An Epic spokesperson said in response to requests for comment that the conversation had taken place during the summer of 2020, when company leadership met with the DEI council to determine the group’s charter.
“That summer was obviously a difficult, high-tension time for our country, and one of the meeting’s objectives was to discuss the council’s role in helping our staff,” said the spokesperson.
“The audio clip reflects a small part of a larger discussion around preventing bullying and harassment at Epic, and it captures only some of Carl’s point that bullying is never the right thing to do,” the spokesperson continued.
“While bullying is rare at Epic, he stressed that it wouldn’t be tolerated, and asked the DEI council’s help to ‘expunge’ it if it occurred,” they said.
When asked whether bullying had taken place regarding diversity, equity and inclusion, the spokesperson initially classified the discussion as “preventative,” “based on what was taking place around the country.” After publication, the spokesperson clarified that the discussion related to a staff member being bullied because she was married to a police officer.
“Epic is proud of the work that the DEI Council is doing, and we fully support both the progress they’ve made and what they hope to achieve in the future,” said the spokesperson.
The formation of the Diversity Council
“The DEI presentations today made me sick. Epic claims to care but [it’s] all a show,” said the anonymous poster. “Checkout [sic] this recording of Carl saying what the DEI council is really here to do: say no to DEI at Epic.”
A former employee with knowledge of the presentations in question told Healthcare IT News that they had taken place during a staff meeting and regarded the goals of the diversity council concerning software, work environment, recruiting, communication and community engagement.
The efforts included customer activities around accurate data collection and software interventions to promote equity, along with updates on workplace training and volunteering opportunities focused on diversity in STEM education.
Earlier this year, a group of employees raised concerns about Epic’s handling of internal diversity issues.
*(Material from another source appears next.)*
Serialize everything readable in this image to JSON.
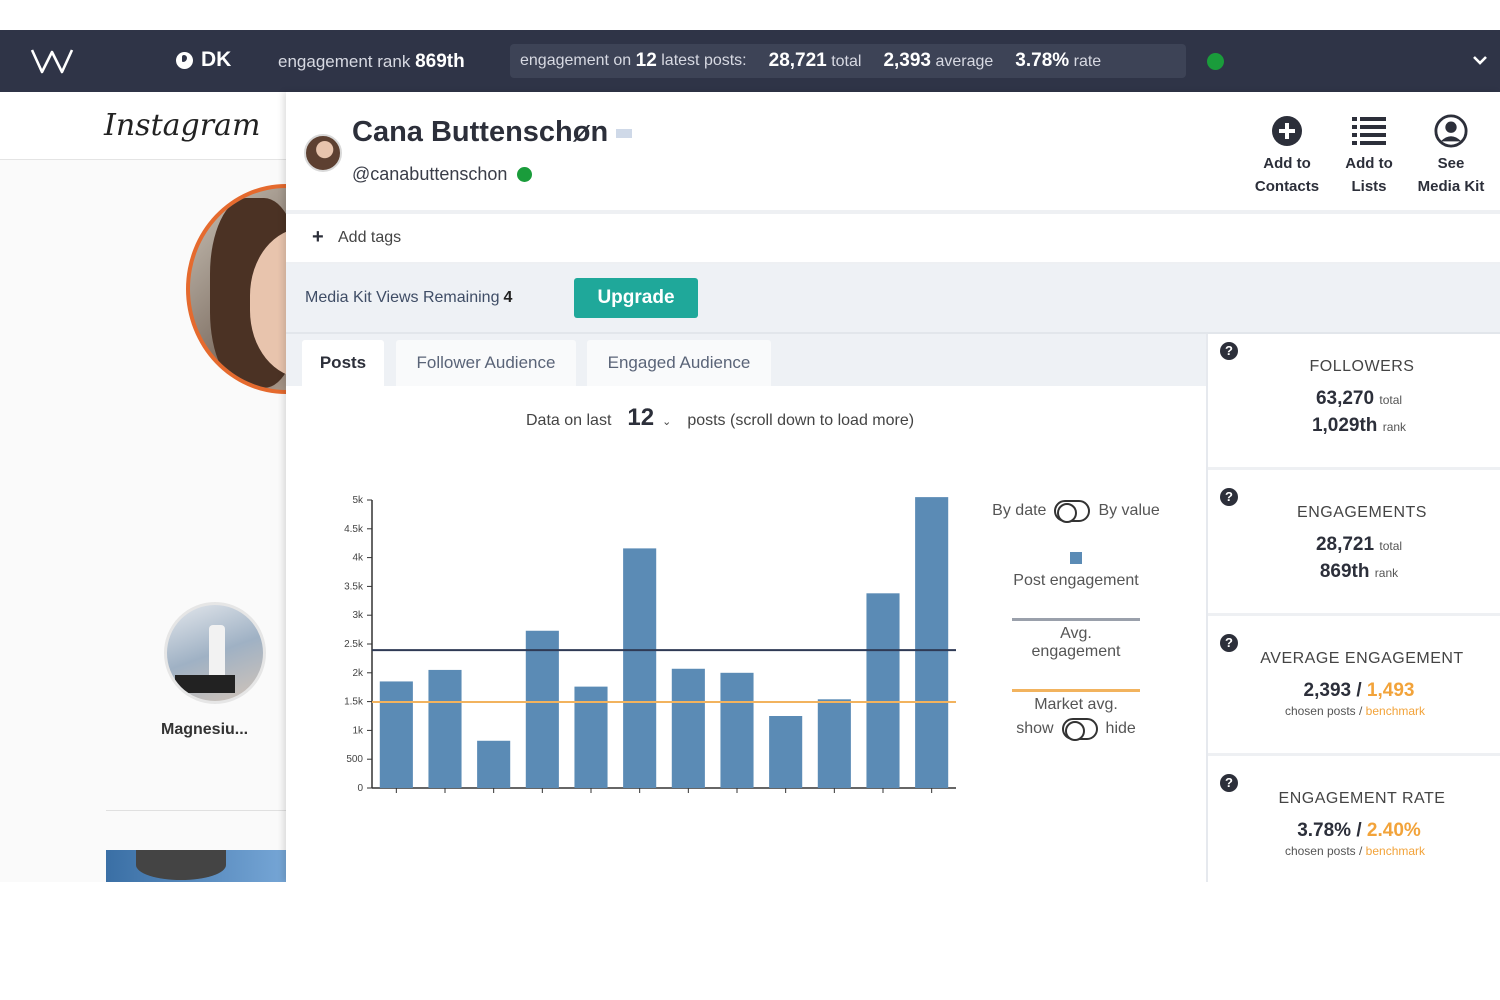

They said their efforts to lead grassroots DEI efforts had been stymied, and pointed to what they saw as a lack of institutional commitment to diversity.
Epic noted at the time that it had created its diversity council last summer, tasking a group of employees with implementing an “inclusive and equitable work environment,” in addition to their full-time jobs.
“When we formed the Diversity Council in July 2020, we considered a variety of approaches, including creating an individual role … or establishing a council,” said Jesse McCormick, a member of the council, in a statement provided to Healthcare IT News in March.
“We decided to proceed with a council, because we think we can be most effective when multiple roles, identities and experiences are represented and when we can work as a team, rather than placing the responsibility on a single individual.”
According to McCormick, the council’s goals include maintaining software that “enables our community members to provide inclusive and equitable care.”
“If an employee has a concern related to diversity, equity or inclusion in the workplace, they can escalate that to their manager, other managers on their team, the personnel team, the Diversity Council, individual council members, specific representative [team leads] within Employee Resource Groups and many others,” said McCormick.
The formation of the council followed an email sent by Dvorak in June 2020 directed at DEI-focused employee groups, warning against unconfirmed plans for a virtual walkout aimed at supporting Black Lives Matter.